By Todd Kunkler
Although current evidence shows that giving beta-blockers to patients with coronary artery disease and chronic obstructive pulmonary disease (COPD) or asthma “lowers the 1-year mortality rate to a degree similar to that in patients without COPD or asthma, and without worsening respiratory function,” the authors of the article titled “Can Patients With COPD or Asthma take a Beta-Blocker,” noted that “many clinicians still hesitate to start patients with COPD or asthma on a beta-blocker due to the fear of bronchoconstriction.”
This reluctance to administer beta-blockers to this patient population may stem in part from the fact that “in patients with reversible airway disease, beta-blockers may increase airway reactivity and bronchospasm, as well as decrease the response to inhaled or oral beta-receptor agonists.” However, studies have shown that withholding beta-blockers in this population is associated with increased mortality risk; one study found that “beta-blockers were associated with a 40% reduction in mortality rates in patients with conditions often considered a contraindication to beta-blocker therapy, such as congestive heart failure, pulmonary disease, and older age.”

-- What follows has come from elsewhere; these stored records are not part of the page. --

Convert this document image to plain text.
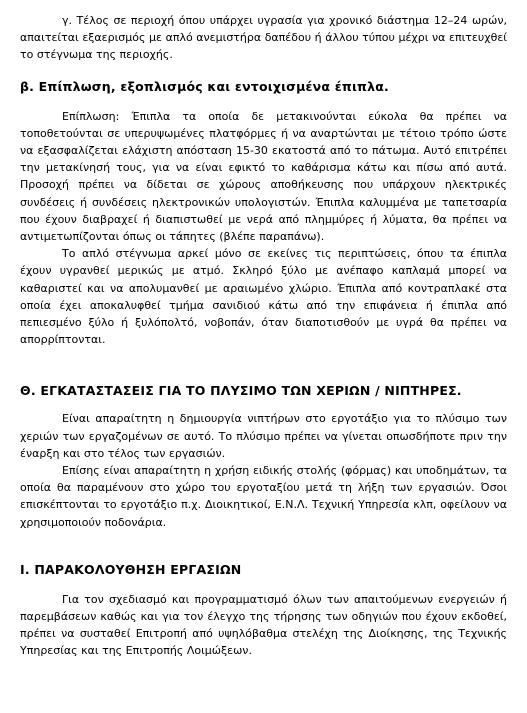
γ. Τέλος σε περιοχή όπου υπάρχει υγρασία για χρονικό διάστημα 12–24 ωρών, απαιτείται εξαερισμός με απλό ανεμιστήρα δαπέδου ή άλλου τύπου μέχρι να επιτευχθεί το στέγνωμα της περιοχής.

β. Επίπλωση, εξοπλισμός και εντοιχισμένα έπιπλα.

Επίπλωση: Έπιπλα τα οποία δε μετακινούνται εύκολα θα πρέπει να τοποθετούνται σε υπερυψωμένες πλατφόρμες ή να αναρτώνται με τέτοιο τρόπο ώστε να εξασφαλίζεται ελάχιστη απόσταση 15-30 εκατοστά από το πάτωμα. Αυτό επιτρέπει την μετακίνησή τους, για να είναι εφικτό το καθάρισμα κάτω και πίσω από αυτά. Προσοχή πρέπει να δίδεται σε χώρους αποθήκευσης που υπάρχουν ηλεκτρικές συνδέσεις ή συνδέσεις ηλεκτρονικών υπολογιστών. Έπιπλα καλυμμένα με ταπετσαρία που έχουν διαβραχεί ή διαπιστωθεί με νερά από πλημμύρες ή λύματα, θα πρέπει να αντιμετωπίζονται όπως οι τάπητες (βλέπε παραπάνω).

Το απλό στέγνωμα αρκεί μόνο σε εκείνες τις περιπτώσεις, όπου τα έπιπλα έχουν υγρανθεί μερικώς με ατμό. Σκληρό ξύλο με ανέπαφο καπλαμά μπορεί να καθαριστεί και να απολυμανθεί με αραιωμένο χλώριο. Έπιπλα από κοντραπλακέ στα οποία έχει αποκαλυφθεί τμήμα σανιδιού κάτω από την επιφάνεια ή έπιπλα από πεπιεσμένο ξύλο ή ξυλόπολτό, νοβοπάν, όταν διαποτισθούν με υγρά θα πρέπει να απορρίπτονται.

Θ. ΕΓΚΑΤΑΣΤΑΣΕΙΣ ΓΙΑ ΤΟ ΠΛΥΣΙΜΟ ΤΩΝ ΧΕΡΙΩΝ / ΝΙΠΤΗΡΕΣ.

Είναι απαραίτητη η δημιουργία νιπτήρων στο εργοτάξιο για το πλύσιμο των χεριών των εργαζομένων σε αυτό. Το πλύσιμο πρέπει να γίνεται οπωσδήποτε πριν την έναρξη και στο τέλος των εργασιών.

Επίσης είναι απαραίτητη η χρήση ειδικής στολής (φόρμας) και υποδημάτων, τα οποία θα παραμένουν στο χώρο του εργοταξίου μετά τη λήξη των εργασιών. Όσοι επισκέπτονται το εργοτάξιο π.χ. Διοικητικοί, Ε.Ν.Λ. Τεχνική Υπηρεσία κλπ, οφείλουν να χρησιμοποιούν ποδονάρια.

Ι. ΠΑΡΑΚΟΛΟΥΘΗΣΗ ΕΡΓΑΣΙΩΝ

Για τον σχεδιασμό και προγραμματισμό όλων των απαιτούμενων ενεργειών ή παρεμβάσεων καθώς και για τον έλεγχο της τήρησης των οδηγιών που έχουν εκδοθεί, πρέπει να συσταθεί Επιτροπή από υψηλόβαθμα στελέχη της Διοίκησης, της Τεχνικής Υπηρεσίας και της Επιτροπής Λοιμώξεων.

The author writes that cardioselective beta-blockers “with an affinity for the beta-1 receptor theoretically result in fewer adverse effects on the lungs” because they “competitively block the response to beta-adrenergic stimulation and selectively block beta-1 receptors with little or no effect on beta-2 receptors, except perhaps at high doses.” Two studies on the effect of cardioselective beta-blockers on respiratory function (one in patients with mild to moderate reactive airway disease, the other in patients with mild to severe COPD) found that although a single dose of a cardioselective beta-blocker “may produce a small decrease in FEV1 [first second of expiration],” long-term therapy with these medications “[does] not cause a significant reduction in pulmonary function in patients with mild to moderate reactive airway disease and COPD.” The author cautions that these 2 meta-analyses looked at a relatively young group of patients and only included patients with mild to moderate reactive airway disease.
Although recent studies of nonselective beta-blockers have shown that these medications can affect respiratory function in patients with COPD, these studies have failed to show any harm, according to the author. He also noted that evidence showing increased tolerability of combined nonselective beta- and alpha-blockade in patients with COPD is limited and observational.

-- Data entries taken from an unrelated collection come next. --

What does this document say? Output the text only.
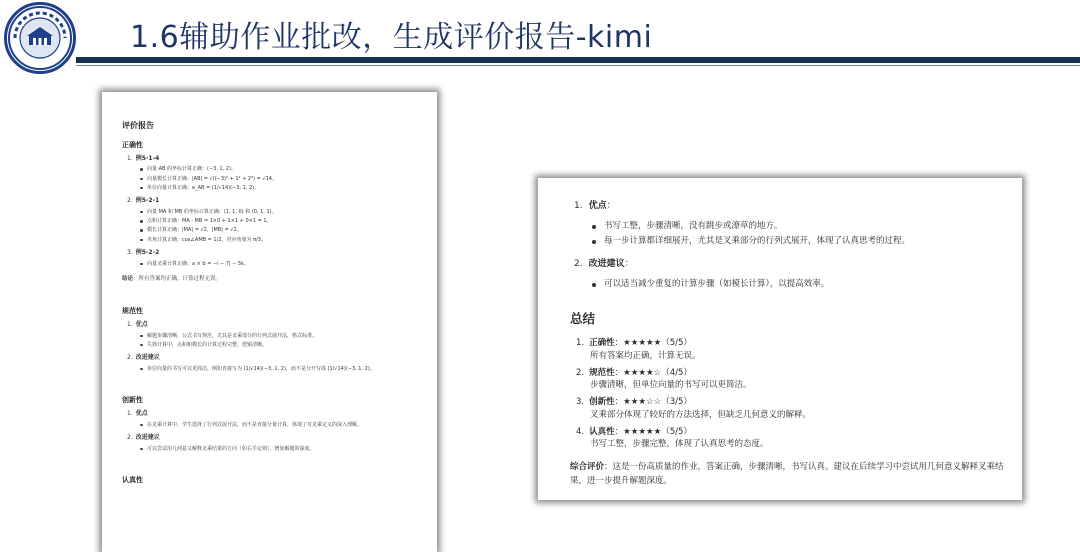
1.6辅助作业批改，生成评价报告-kimi
评价报告
正确性
1. 例5-1-4
向量 AB 的坐标计算正确：(−3, 1, 2)。
向量模长计算正确：|AB| = √((−3)² + 1² + 2²) = √14。
单位向量计算正确：e_AB = (1/√14)(−3, 1, 2)。
2. 例5-2-1
向量 MA 和 MB 的坐标计算正确：(1, 1, 0) 和 (0, 1, 1)。
点积计算正确：MA · MB = 1×0 + 1×1 + 0×1 = 1。
模长计算正确：|MA| = √2，|MB| = √2。
夹角计算正确：cos∠AMB = 1/2，对应角度为 π/3。
3. 例5-2-2
向量叉乘计算正确：a × b = −i − 7j − 5k。
结论：所有答案均正确，计算过程无误。
规范性
1. 优点
解题步骤清晰，公式书写规范，尤其是叉乘部分的行列式展开法，格式标准。
失熟计算中，点积和模长的计算过程完整，逻辑清晰。
2. 改进建议
单位向量的书写可以更简洁，例如直接写为 (1/√14)(−3, 1, 2)，而不是分开写成 (1/√14)(−3, 1, 2)。
创新性
1. 优点
在叉乘计算中，学生选择了行列式展开法，而不是直接分量计算，体现了对叉乘定义的深入理解。
2. 改进建议
可以尝试用几何意义解释叉乘结果的方向（如右手定则），增加解题的深度。
认真性
1. 优点：
书写工整，步骤清晰，没有跳步或潦草的地方。
每一步计算都详细展开，尤其是叉乘部分的行列式展开，体现了认真思考的过程。
2. 改进建议：
可以适当减少重复的计算步骤（如模长计算），以提高效率。
总结
1. 正确性：★★★★★（5/5）
所有答案均正确，计算无误。
2. 规范性：★★★★☆（4/5）
步骤清晰，但单位向量的书写可以更简洁。
3. 创新性：★★★☆☆（3/5）
叉乘部分体现了较好的方法选择，但缺乏几何意义的解释。
4. 认真性：★★★★★（5/5）
书写工整，步骤完整，体现了认真思考的态度。
综合评价：这是一份高质量的作业，答案正确，步骤清晰，书写认真。建议在后续学习中尝试用几何意义解释叉乘结果，进一步提升解题深度。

Based on existing evidence, the author concludes that beta-blockers “improve survival rates in patients with chronic systolic heart failure and after myocardial infarction, including in those patients with coexisting COPD and reactive airway disease.” The evidence supporting the use of cardioselective beta-blockers in these patients is stronger than that for nonselective agents. However, even the use of beta-1-selective drugs “merits caution and close follow-up in patients with severe asthma.”
Author Disclosures:The authors reported no conflicts of interest.